Love Interest(51)
His words are gentle, almost a confession, but they make a pit open up in my gut.
I have a crush on someone who thinks of himself as a rootless, untethered person.
It’s like Alex is giving me a warning.
My body starts to lock up, and I realize how close I came to falling for someone who might be incapable of falling back.
“I … bathroom,” I mutter, jerking up from my chair.
“Wait, are you—” But I’m already too far gone to hear the rest.
I barge into the single-person bathroom, clicking the lock closed on the door behind me. My reflection stares back through the mirror above the sink. I’m flushed, my cheeks rosy. My eyes look as wild as the hair spilling over my shoulders.
“You’re going to London,” I tell myself. “In seven months.”
What was I thinking? Alex doesn’t want a relationship, and neither should I.
I press my eyes closed and breathe deeply. I can get this under control. It’s just a crush. He doesn’t know. I can make it go away. Because if I fall for him, I’ll really get stuck this time, almost like I did before, but worse, because it’s Alex, and he’s just so … and if he leaves, I’ll be too heartbroken to go anywhere, and then I’ll never figure out what I’m supposed to—
Someone knocks loudly, rudely on the door.
Giving myself a stern look in the mirror, I say, “Don’t tether yourself to him.” Then I open the door and step back into the dim hallway.
“Casey, are you okay?” Alex grabs me by my shoulders.
“Fine,” I grumble. “Just really had to pee.”
He sighs. “You scared the shit out of me, Case. I thought you were having an allergic reaction.”
A broken, deranged laugh escapes me. “Not today, but I appreciate your worst-case-scenario mindset.”
He shakes his head, smiling softly.
Almost like it’s instinctual, one of his hands travels up my neck. A soft gasp slips out of me at the light pressure of his fingertips.
He looks just as surprised as I am as he stares at my throat. Through hooded lashes, his focus travels to my mouth. One of his thumbs scrapes along my neck.
The way he wants me is written into the bend in his body. It’s in the charged space between us, the rasp of his voice. There is palpable desire looping back and forth, him to me, me to him, and no, we can’t playact like it’s not exactly what it is for one more second. I think, maybe, this was a foregone conclusion the minute I crawled into bed with him. And I think I knew it then, and Alex knew it, too.
And bought detergent accordingly.
“Remember when you called me pretty?”
“Beautiful.” He gulps. Takes a step forward, pushing me lightly with his hands until my body presses against the wall. “I remember. And what I meant to say is that when I first saw you, I thought you were so fucking beautiful that I would have razed Manhattan to see you smile.”
Light-headed, half-delirious, I blurt out, “I’ve never been out of the country.”
Wow, I am really all over the board right now. Got to find the plot.

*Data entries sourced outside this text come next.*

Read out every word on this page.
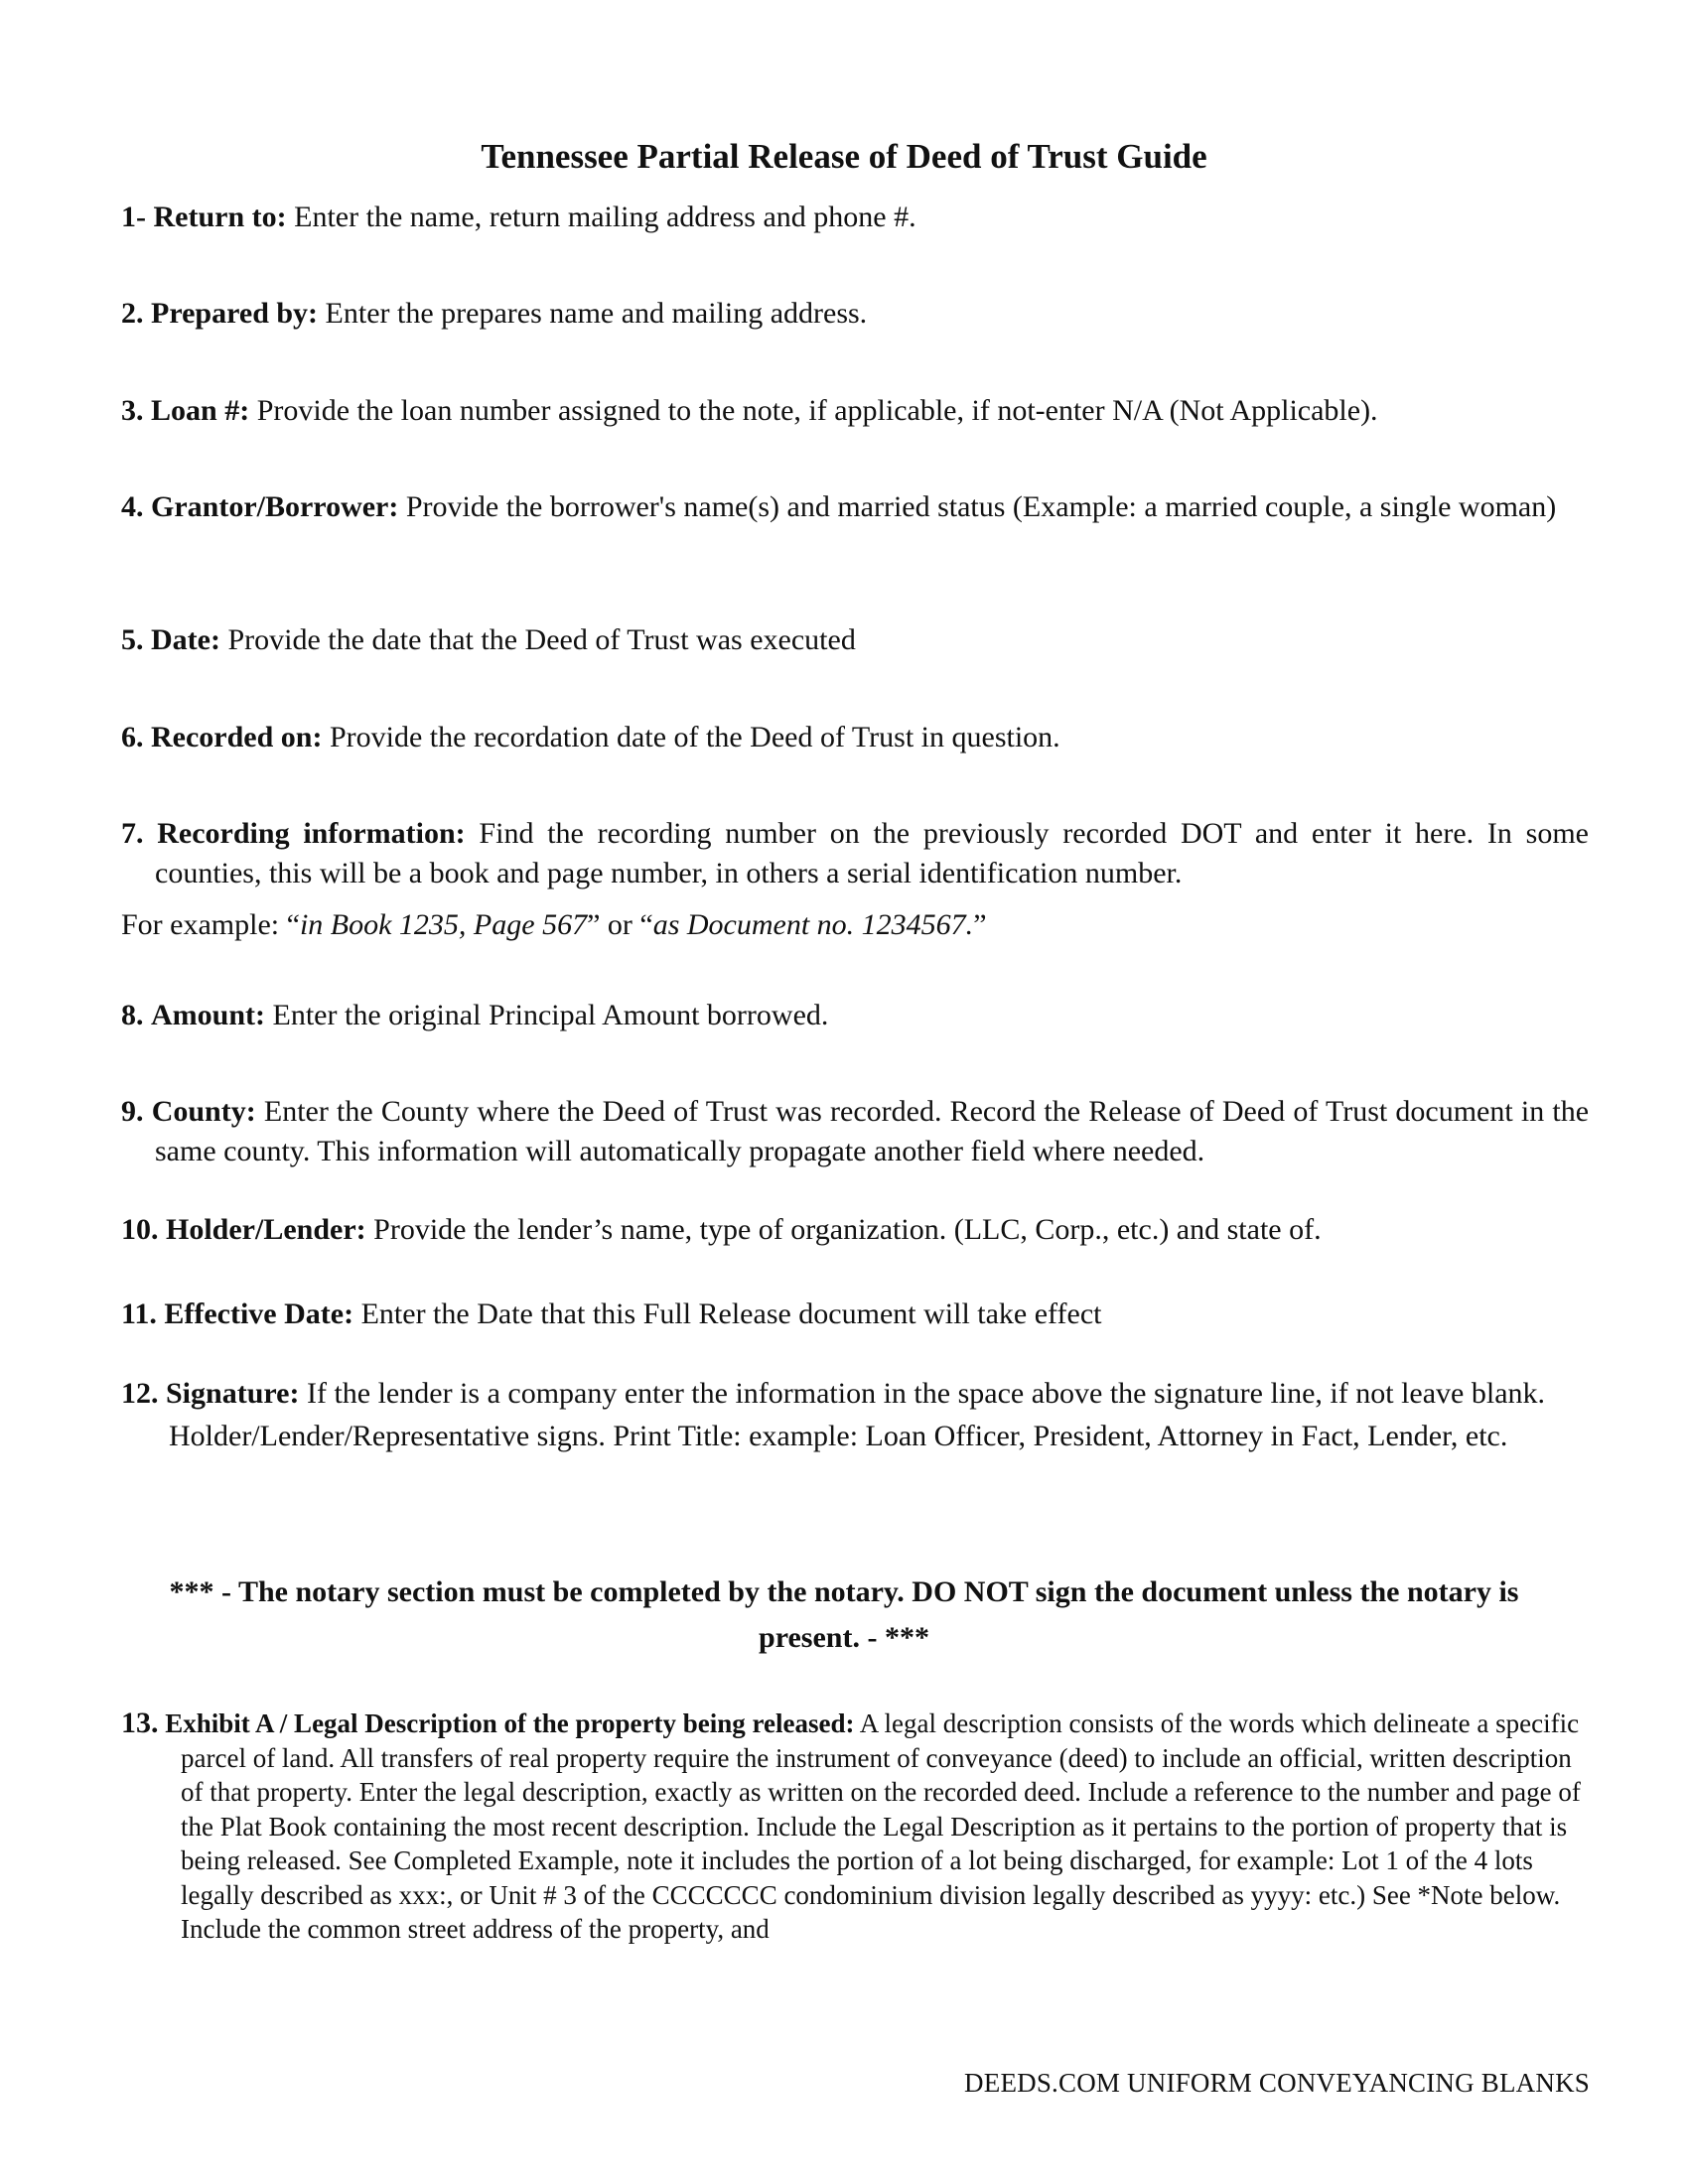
Tennessee Partial Release of Deed of Trust Guide

1- Return to: Enter the name, return mailing address and phone #.

2. Prepared by: Enter the prepares name and mailing address.

3. Loan #: Provide the loan number assigned to the note, if applicable, if not-enter N/A (Not Applicable).

4. Grantor/Borrower: Provide the borrower's name(s) and married status (Example: a married couple, a single woman)

5. Date: Provide the date that the Deed of Trust was executed

6. Recorded on: Provide the recordation date of the Deed of Trust in question.

7. Recording information: Find the recording number on the previously recorded DOT and enter it here. In some counties, this will be a book and page number, in others a serial identification number.

For example: “in Book 1235, Page 567” or “as Document no. 1234567.”

8. Amount: Enter the original Principal Amount borrowed.

9. County: Enter the County where the Deed of Trust was recorded. Record the Release of Deed of Trust document in the same county. This information will automatically propagate another field where needed.

10. Holder/Lender: Provide the lender’s name, type of organization. (LLC, Corp., etc.) and state of.

11. Effective Date: Enter the Date that this Full Release document will take effect

12. Signature: If the lender is a company enter the information in the space above the signature line, if not leave blank. Holder/Lender/Representative signs. Print Title: example: Loan Officer, President, Attorney in Fact, Lender, etc.

*** - The notary section must be completed by the notary. DO NOT sign the document unless the notary is present. - ***

13. Exhibit A / Legal Description of the property being released: A legal description consists of the words which delineate a specific parcel of land. All transfers of real property require the instrument of conveyance (deed) to include an official, written description of that property. Enter the legal description, exactly as written on the recorded deed. Include a reference to the number and page of the Plat Book containing the most recent description. Include the Legal Description as it pertains to the portion of property that is being released. See Completed Example, note it includes the portion of a lot being discharged, for example: Lot 1 of the 4 lots legally described as xxx:, or Unit # 3 of the CCCCCCC condominium division legally described as yyyy: etc.) See *Note below. Include the common street address of the property, and

DEEDS.COM UNIFORM CONVEYANCING BLANKS
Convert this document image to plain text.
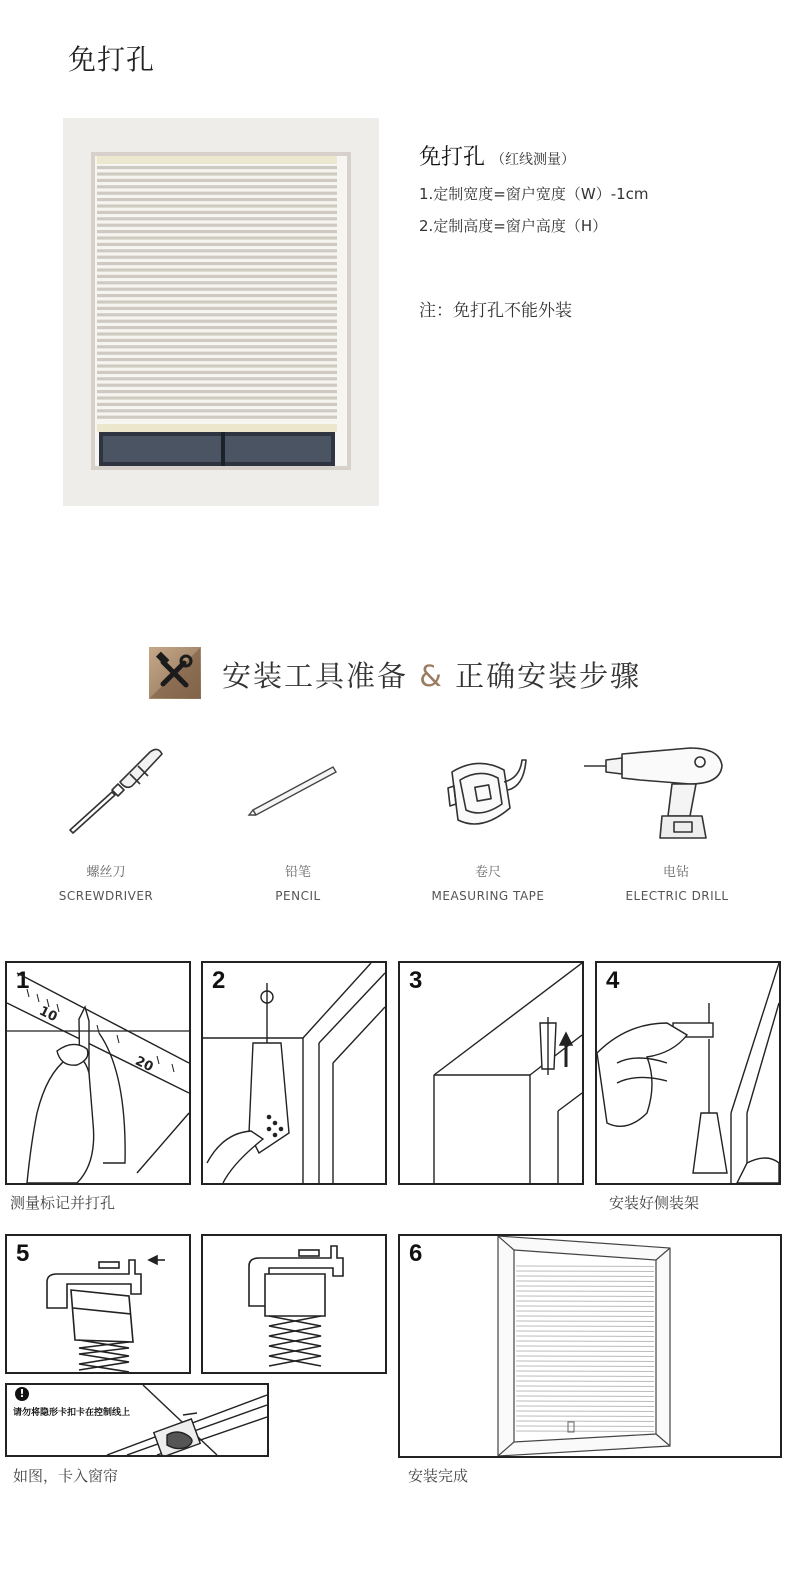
免打孔
免打孔 （红线测量）
1.定制宽度=窗户宽度（W）-1cm
2.定制高度=窗户高度（H）
注：免打孔不能外装
安装工具准备 & 正确安装步骤
螺丝刀
SCREWDRIVER
铅笔
PENCIL
卷尺
MEASURING TAPE
电钻
ELECTRIC DRILL
1
10
20
2	3	4
测量标记并打孔	安装好侧装架
5
!
请勿将隐形卡扣卡在控制线上
6
如图，卡入窗帘	安装完成
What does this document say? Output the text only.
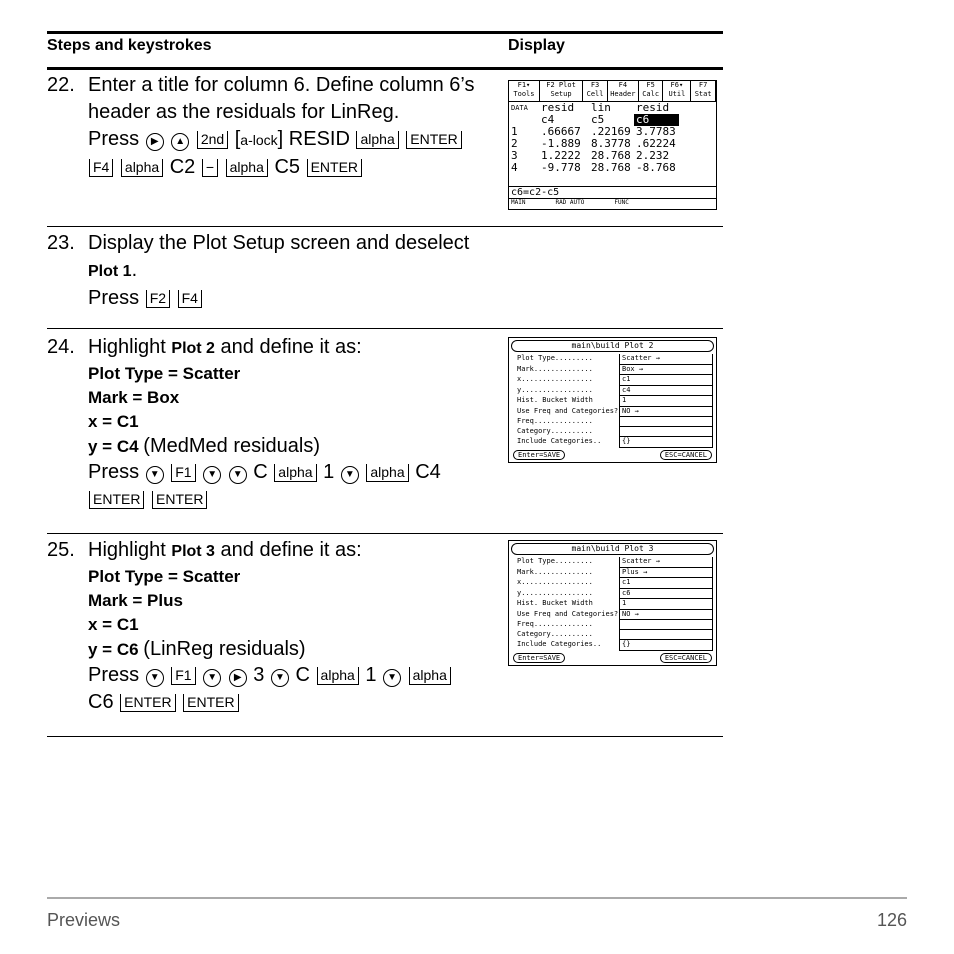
Steps and keystrokes	Display
22. Enter a title for column 6. Define column 6’s header as the residuals for LinReg.

Press ▶ ▲ 2nd [a-lock] RESID alpha ENTER
F4 alpha C2 − alpha C5 ENTER

F1▾ Tools
F2 Plot Setup
F3 Cell
F4 Header
F5 Calc
F6▾ Util
F7 Stat
DATA	resid	lin	resid
c4	c5	c6
1	.66667 .22169 3.7783
2	-1.889 8.3778 .62224
3	1.2222 28.768 2.232
4	-9.778 28.768 -8.768
c6=c2-c5
MAIN	RAD AUTO	FUNC
23. Display the Plot Setup screen and deselect Plot 1.

Press F2 F4

24. Highlight Plot 2 and define it as:

Plot Type = Scatter
Mark = Box
x = C1
y = C4 (MedMed residuals)

Press ▼ F1 ▼ ▼ C alpha 1 ▼ alpha C4
ENTER ENTER

main\build Plot 2
Plot Type.........	Scatter →
Mark..............	Box →
x.................	c1
y.................	c4
Hist. Bucket Width	1
Use Freq and Categories? NO →
Freq..............
Category..........
Include Categories..	{}
Enter=SAVE	ESC=CANCEL
25. Highlight Plot 3 and define it as:

Plot Type = Scatter
Mark = Plus
x = C1
y = C6 (LinReg residuals)

Press ▼ F1 ▼ ▶ 3 ▼ C alpha 1 ▼ alpha
C6 ENTER ENTER

main\build Plot 3
Plot Type.........	Scatter →
Mark..............	Plus →
x.................	c1
y.................	c6
Hist. Bucket Width	1
Use Freq and Categories? NO →
Freq..............
Category..........
Include Categories..	{}
Enter=SAVE	ESC=CANCEL
Previews	126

To Alex’s credit, all he says is, “No?”
I shake my head, hair spilling into my face. His hand lifts from my other shoulder to tuck it behind my ear. “It just never happened for me,” I whisper. “My dad is terrified of planes, so it was out of the question when I was a kid. And I never studied abroad because I was just … scared of the idea of it back then, I guess.” Alex is watching me with rapt attention, like these stumbled-over half sentences coming out of my mouth are the most interesting thing he’s ever heard. “Anyway, I’m desperate to go explore.”
Another caress of his thumb on my jawline. Alex clears his throat. “I bet you’d love it.”
“I think so, too. Which is why I’m getting transferred to Little Cooper’s London office next summer.”
There is a moment of hesitation, just one moment, and then Alex says, “That’s great.”
Yes. It’s great. Get this under control, Casey. Make it mean less. Make it meaningless. That’s your solution. Set the terms.
“But also … I’ve been thinking about how you and me … We aren’t in the same department.”
His lips part softly. “Definitely not.”
“So…”
“So,” he repeats. “If we wanted to…”
“Kiss again, for example. Or, you know, do other things that, um, consensually follow kissing, on occasion.”
Alex is still staring at my mouth. “There wouldn’t be any problem with that. Professionally.”
Except for the fact that we do work together pretty damn closely, and also, we’ve got this whole YouTube gig—
“And it wouldn’t have to be awkward,” I say. “Or even a big deal at all, because—”
“Because of London,” Alex whispers. “Works for me. Can I kiss you now?”
“Okay.”
His lips reach mine, and when they do, I realize there was no. way. we could have avoided this for much longer.
He does it again, that thing, the gentle tease where his mouth just brushes mine and hovers there, savoring, but somehow it’s the most intense thing I’ve ever felt, slow and intentional, a swallow of wine before the full glass is poured. But this time, it lasts only the span of an exhale, and then his mouth slants fully against mine in crushing, burning heat. Our noses kiss, too, and Alex’s lips are impossibly soft like clouds, and they’re wet, like rain.